Alfredo - - illustrative purposes only

The Great Sphinx of Giza is known as the oldest monument in Egypt and stands as a marvel of engineering and artisanship. This colossal structure, reaching 66 feet in height, was impressively sculpted from a single limestone ridge.

However, recent research suggests that the ancient Egyptians may have received some assistance in creating this monumental work from natural elements in the region over 4,500 years ago.

Scientists from New York University’s Applied Mathematics Laboratory conducted experiments to mimic the environmental conditions of northeastern Egypt around 2,500 B.C.E, coinciding with the time the Sphinx was built.

Their goal was to understand how fast-moving winds, interacting with natural rock formations, might have influenced the initial shaping of the Sphinx.
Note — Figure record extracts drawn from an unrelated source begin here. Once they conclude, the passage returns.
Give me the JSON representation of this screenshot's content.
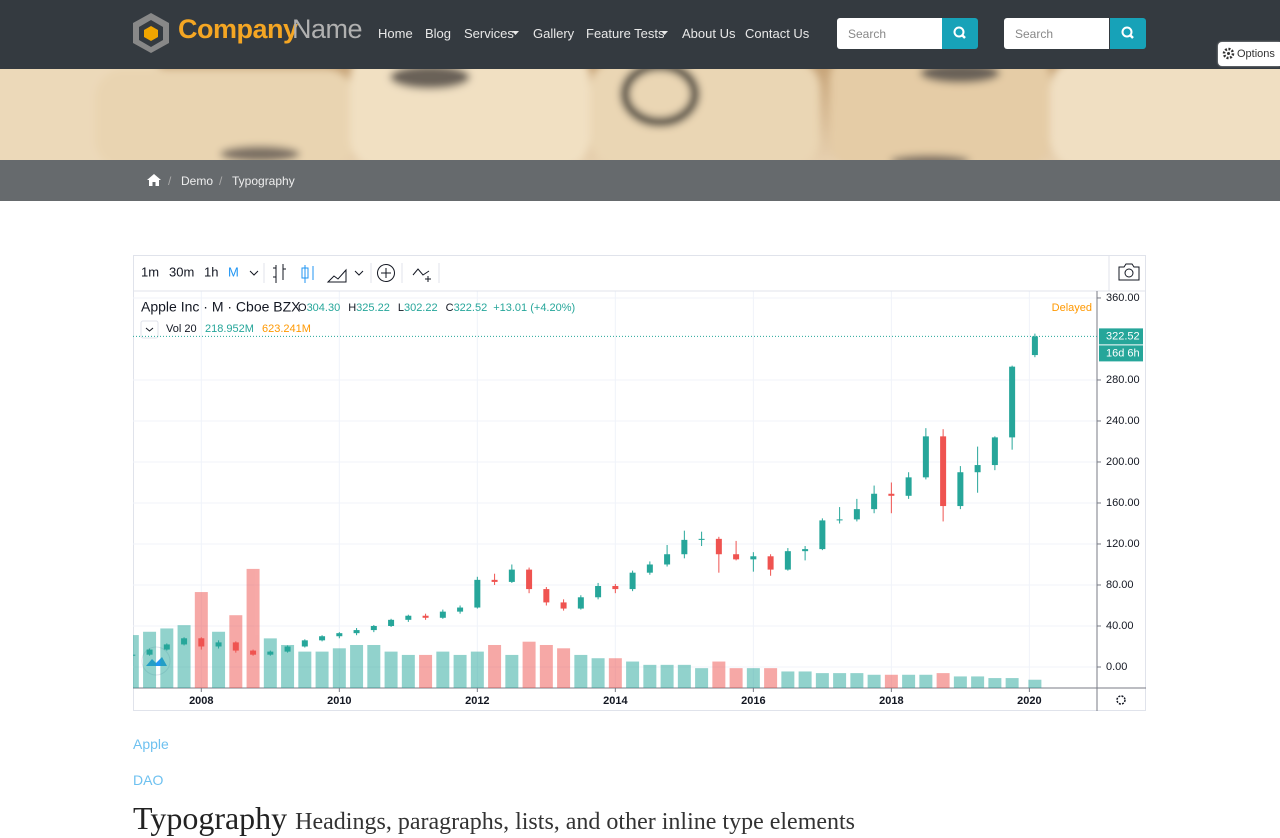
{
  "header": {
    "brand": [
      "Company",
      "Name"
    ],
    "nav": [
      "Home",
      "Blog",
      "Services",
      "Gallery",
      "Feature Tests",
      "About Us",
      "Contact Us"
    ],
    "search": [
      "Search",
      "Search"
    ],
    "options": "Options"
  },
  "breadcrumb": [
    "Demo",
    "Typography"
  ],
  "toolbar": [
    "1m",
    "30m",
    "1h",
    "M"
  ],
  "chart_data": {
    "type": "candlestick",
    "symbol": "Apple Inc · M · Cboe BZX",
    "legend_keys": [
      "O",
      "H",
      "L",
      "C"
    ],
    "last_labels": [
      "304.30",
      "325.22",
      "302.22",
      "322.52"
    ],
    "change": "+13.01 (+4.20%)",
    "volume_title": "Vol 20",
    "volume_labels": [
      "218.952M",
      "623.241M"
    ],
    "status": "Delayed",
    "countdown": "16d 6h",
    "up_color": "#26a69a",
    "down_color": "#ef5350",
    "x": [
      2007,
      2007.25,
      2007.5,
      2007.75,
      2008,
      2008.25,
      2008.5,
      2008.75,
      2009,
      2009.25,
      2009.5,
      2009.75,
      2010,
      2010.25,
      2010.5,
      2010.75,
      2011,
      2011.25,
      2011.5,
      2011.75,
      2012,
      2012.25,
      2012.5,
      2012.75,
      2013,
      2013.25,
      2013.5,
      2013.75,
      2014,
      2014.25,
      2014.5,
      2014.75,
      2015,
      2015.25,
      2015.5,
      2015.75,
      2016,
      2016.25,
      2016.5,
      2016.75,
      2017,
      2017.25,
      2017.5,
      2017.75,
      2018,
      2018.25,
      2018.5,
      2018.75,
      2019,
      2019.25,
      2019.5,
      2019.75,
      2020.08
    ],
    "candles": [
      [
        11,
        13,
        10,
        12
      ],
      [
        12,
        18,
        11,
        17
      ],
      [
        17,
        23,
        16,
        22
      ],
      [
        22,
        29,
        21,
        28
      ],
      [
        28,
        29,
        17,
        20
      ],
      [
        20,
        26,
        18,
        24
      ],
      [
        24,
        25,
        14,
        16
      ],
      [
        16,
        17,
        11,
        12
      ],
      [
        12,
        16,
        11,
        15
      ],
      [
        15,
        21,
        14,
        20
      ],
      [
        20,
        27,
        19,
        26
      ],
      [
        26,
        31,
        25,
        30
      ],
      [
        30,
        34,
        28,
        33
      ],
      [
        33,
        38,
        31,
        36
      ],
      [
        36,
        41,
        34,
        40
      ],
      [
        40,
        47,
        39,
        46
      ],
      [
        46,
        51,
        44,
        50
      ],
      [
        50,
        52,
        46,
        48
      ],
      [
        48,
        56,
        47,
        54
      ],
      [
        54,
        60,
        52,
        58
      ],
      [
        58,
        88,
        57,
        85
      ],
      [
        85,
        91,
        80,
        83
      ],
      [
        83,
        100,
        82,
        95
      ],
      [
        95,
        97,
        72,
        76
      ],
      [
        76,
        78,
        60,
        63
      ],
      [
        63,
        66,
        55,
        57
      ],
      [
        57,
        70,
        56,
        68
      ],
      [
        68,
        82,
        66,
        79
      ],
      [
        79,
        81,
        72,
        76
      ],
      [
        76,
        94,
        74,
        92
      ],
      [
        92,
        103,
        90,
        100
      ],
      [
        100,
        119,
        98,
        110
      ],
      [
        110,
        133,
        106,
        124
      ],
      [
        124,
        132,
        118,
        125
      ],
      [
        125,
        127,
        92,
        110
      ],
      [
        110,
        123,
        104,
        105
      ],
      [
        105,
        112,
        93,
        108
      ],
      [
        108,
        110,
        89,
        95
      ],
      [
        95,
        116,
        94,
        113
      ],
      [
        113,
        118,
        104,
        115
      ],
      [
        115,
        145,
        114,
        143
      ],
      [
        143,
        156,
        140,
        144
      ],
      [
        144,
        164,
        142,
        154
      ],
      [
        154,
        177,
        150,
        169
      ],
      [
        169,
        180,
        150,
        167
      ],
      [
        167,
        190,
        164,
        185
      ],
      [
        185,
        233,
        183,
        225
      ],
      [
        225,
        232,
        142,
        157
      ],
      [
        157,
        196,
        154,
        190
      ],
      [
        190,
        215,
        170,
        197
      ],
      [
        197,
        225,
        192,
        224
      ],
      [
        224,
        294,
        212,
        293
      ],
      [
        304.3,
        325.22,
        302.22,
        322.52
      ]
    ],
    "volume": [
      1600,
      1700,
      1800,
      1900,
      2900,
      1700,
      2200,
      3600,
      1500,
      1300,
      1100,
      1100,
      1200,
      1300,
      1300,
      1100,
      1000,
      1000,
      1100,
      1000,
      1100,
      1300,
      1000,
      1400,
      1300,
      1200,
      1000,
      900,
      900,
      800,
      700,
      700,
      700,
      600,
      800,
      600,
      600,
      600,
      500,
      500,
      450,
      450,
      450,
      400,
      400,
      400,
      400,
      450,
      350,
      350,
      300,
      300,
      250
    ],
    "volume_ylim": [
      0,
      12000
    ],
    "xlim": [
      2007.01,
      2020.98
    ],
    "xticks": [
      2008,
      2010,
      2012,
      2014,
      2016,
      2018,
      2020
    ],
    "ylim": [
      -20.5,
      366.8
    ],
    "yticks": [
      {
        "value": 0,
        "label": "0.00"
      },
      {
        "value": 40,
        "label": "40.00"
      },
      {
        "value": 80,
        "label": "80.00"
      },
      {
        "value": 120,
        "label": "120.00"
      },
      {
        "value": 160,
        "label": "160.00"
      },
      {
        "value": 200,
        "label": "200.00"
      },
      {
        "value": 240,
        "label": "240.00"
      },
      {
        "value": 280,
        "label": "280.00"
      },
      {
        "value": 360,
        "label": "360.00"
      }
    ],
    "grid": true
  },
  "links": [
    "Apple",
    "DAO"
  ],
  "heading": {
    "title": "Typography",
    "subtitle": "Headings, paragraphs, lists, and other inline type elements"
  }
}
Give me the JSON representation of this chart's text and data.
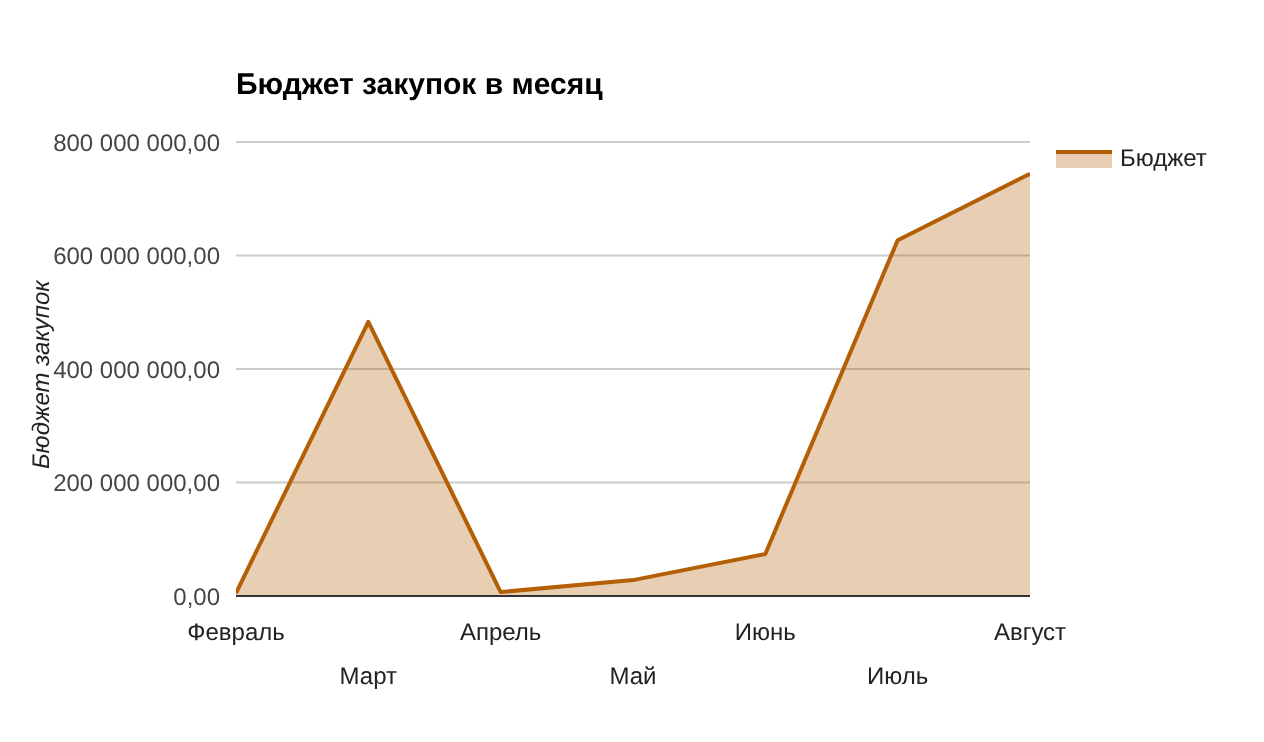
{
  "chart_data": {
    "type": "area",
    "title": "Бюджет закупок в месяц",
    "ylabel": "Бюджет закупок",
    "categories": [
      "Февраль",
      "Март",
      "Апрель",
      "Май",
      "Июнь",
      "Июль",
      "Август"
    ],
    "series": [
      {
        "name": "Бюджет",
        "color": "#b45f06",
        "values": [
          5000000,
          483000000,
          7000000,
          28000000,
          74000000,
          627000000,
          744000000
        ]
      }
    ],
    "ylim": [
      0,
      800000000
    ],
    "yticks": [
      {
        "value": 0,
        "label": "0,00"
      },
      {
        "value": 200000000,
        "label": "200 000 000,00"
      },
      {
        "value": 400000000,
        "label": "400 000 000,00"
      },
      {
        "value": 600000000,
        "label": "600 000 000,00"
      },
      {
        "value": 800000000,
        "label": "800 000 000,00"
      }
    ],
    "grid": "y",
    "legend": "top right",
    "marker": "none"
  }
}
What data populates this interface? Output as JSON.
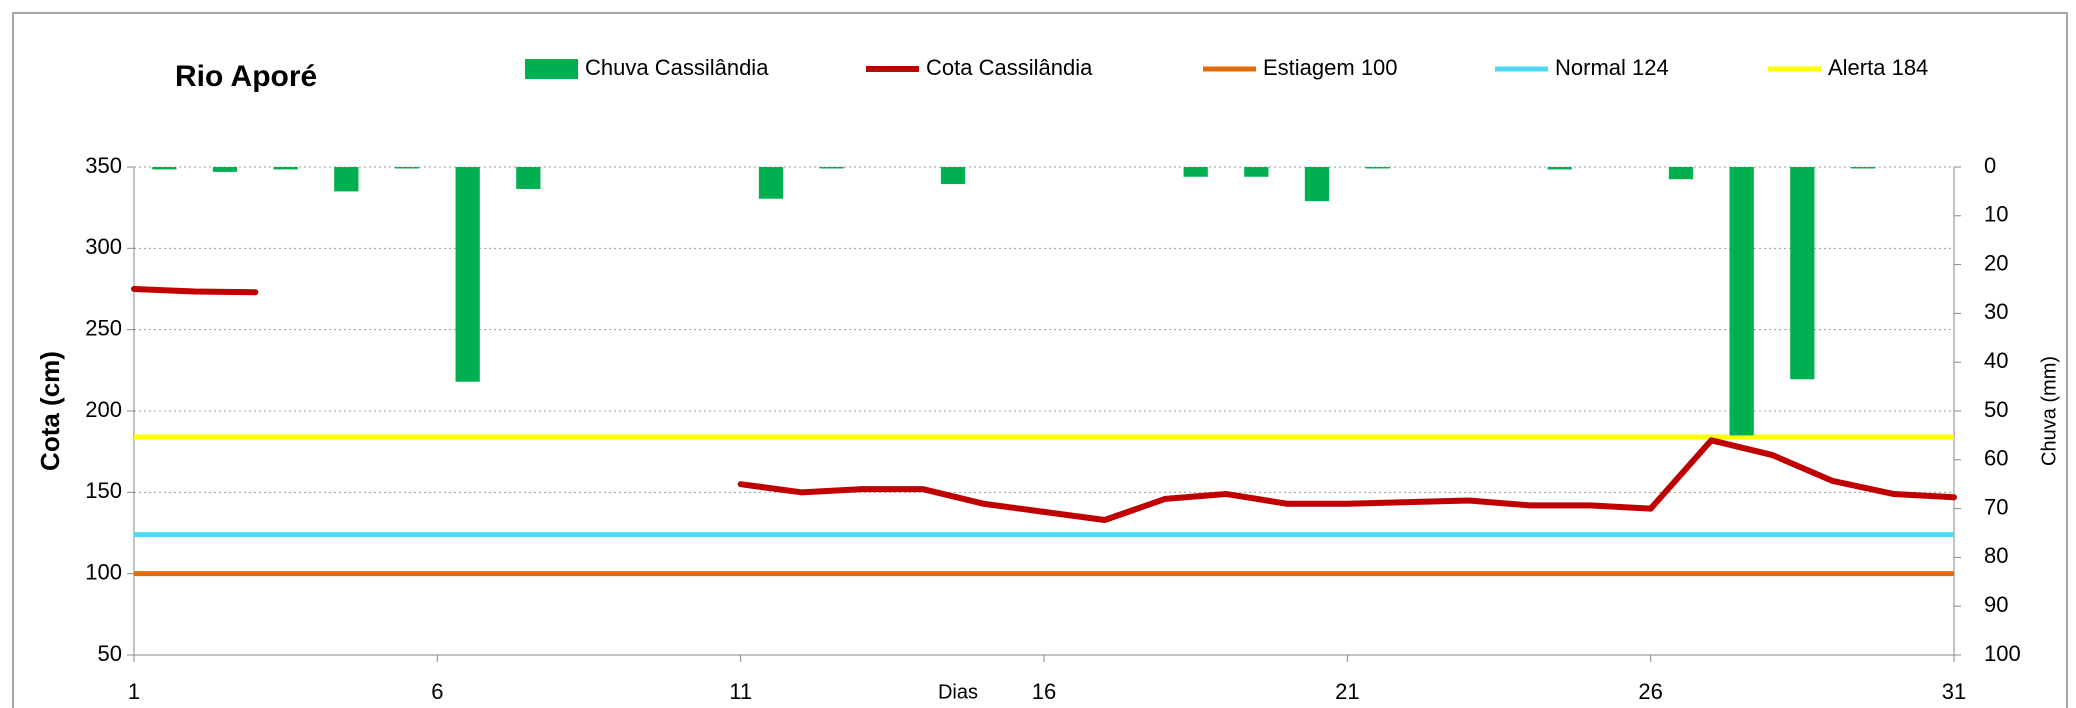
{
  "chart_data": {
    "type": "bar-line",
    "title": "Rio Aporé",
    "y_label": "Cota  (cm)",
    "y2_label": "Chuva (mm)",
    "x_label": "Dias",
    "x": [
      1,
      2,
      3,
      4,
      5,
      6,
      7,
      8,
      9,
      10,
      11,
      12,
      13,
      14,
      15,
      16,
      17,
      18,
      19,
      20,
      21,
      22,
      23,
      24,
      25,
      26,
      27,
      28,
      29,
      30,
      31
    ],
    "xlim": [
      1,
      31
    ],
    "xticks": [
      1,
      6,
      11,
      16,
      21,
      26,
      31
    ],
    "ylim": [
      50,
      350
    ],
    "yticks": [
      50,
      100,
      150,
      200,
      250,
      300,
      350
    ],
    "y2lim": [
      0,
      100
    ],
    "y2ticks": [
      0,
      10,
      20,
      30,
      40,
      50,
      60,
      70,
      80,
      90,
      100
    ],
    "y2_reversed": true,
    "grid": true,
    "series": [
      {
        "name": "Chuva Cassilândia",
        "type": "bar",
        "axis": "y2",
        "color": "#00b050",
        "values": [
          0.5,
          1,
          0.5,
          5,
          0.3,
          44,
          4.5,
          0,
          0,
          0,
          6.5,
          0.3,
          0,
          3.5,
          0,
          0,
          0,
          2,
          2,
          7,
          0.3,
          0,
          0,
          0.5,
          0,
          2.5,
          55,
          43.5,
          0.3,
          0,
          null
        ]
      },
      {
        "name": "Cota Cassilândia",
        "type": "line",
        "color": "#c00000",
        "values": [
          275,
          273.5,
          273,
          null,
          null,
          null,
          null,
          null,
          null,
          null,
          155,
          150,
          152,
          152,
          143,
          138,
          133,
          146,
          149,
          143,
          143,
          144,
          145,
          142,
          142,
          140,
          182,
          173,
          157,
          149,
          147
        ]
      },
      {
        "name": "Estiagem 100",
        "type": "hline",
        "color": "#e36c09",
        "value": 100
      },
      {
        "name": "Normal  124",
        "type": "hline",
        "color": "#4dd9f0",
        "value": 124
      },
      {
        "name": "Alerta 184",
        "type": "hline",
        "color": "#ffff00",
        "value": 184
      }
    ]
  }
}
Specifically, the researchers recreated yardangs, which are distinctive ridge-like landforms formed by wind or dust erosion, typically seen in dry areas. They theorized that these yardangs could have provided a natural template that the ancient sculptors used as a starting point for carving the Sphinx.

The researchers replicated these natural structures by embedding softer clay mounds with materials that were harder and less susceptible to erosion. They then exposed these mounds to a rapid stream of water, simulating the effect of wind. This process reshaped the mounds into forms resembling the Sphinx.

The study found that the harder, more erosion-resistant material was sculpted into the statue’s head, creating a “wind shadow” that protected the body. Additionally, they observed that the Sphinx’s back, neck, and paws were shaped by the “turbulent wake” of the wind.

“Our laboratory experiments showed that surprisingly Sphinx-like shapes can come from materials being eroded by fast flows,” explained Leif Ristroph, an associate professor at NYU’s Courant Institute of Mathematical Sciences.

“The work may also be useful to geologists as it reveals factors that affect rock formations– namely, that they are not homogeneous or uniform in composition. The unexpected shapes come from how the flows are diverted around the harder or less-erodible parts.”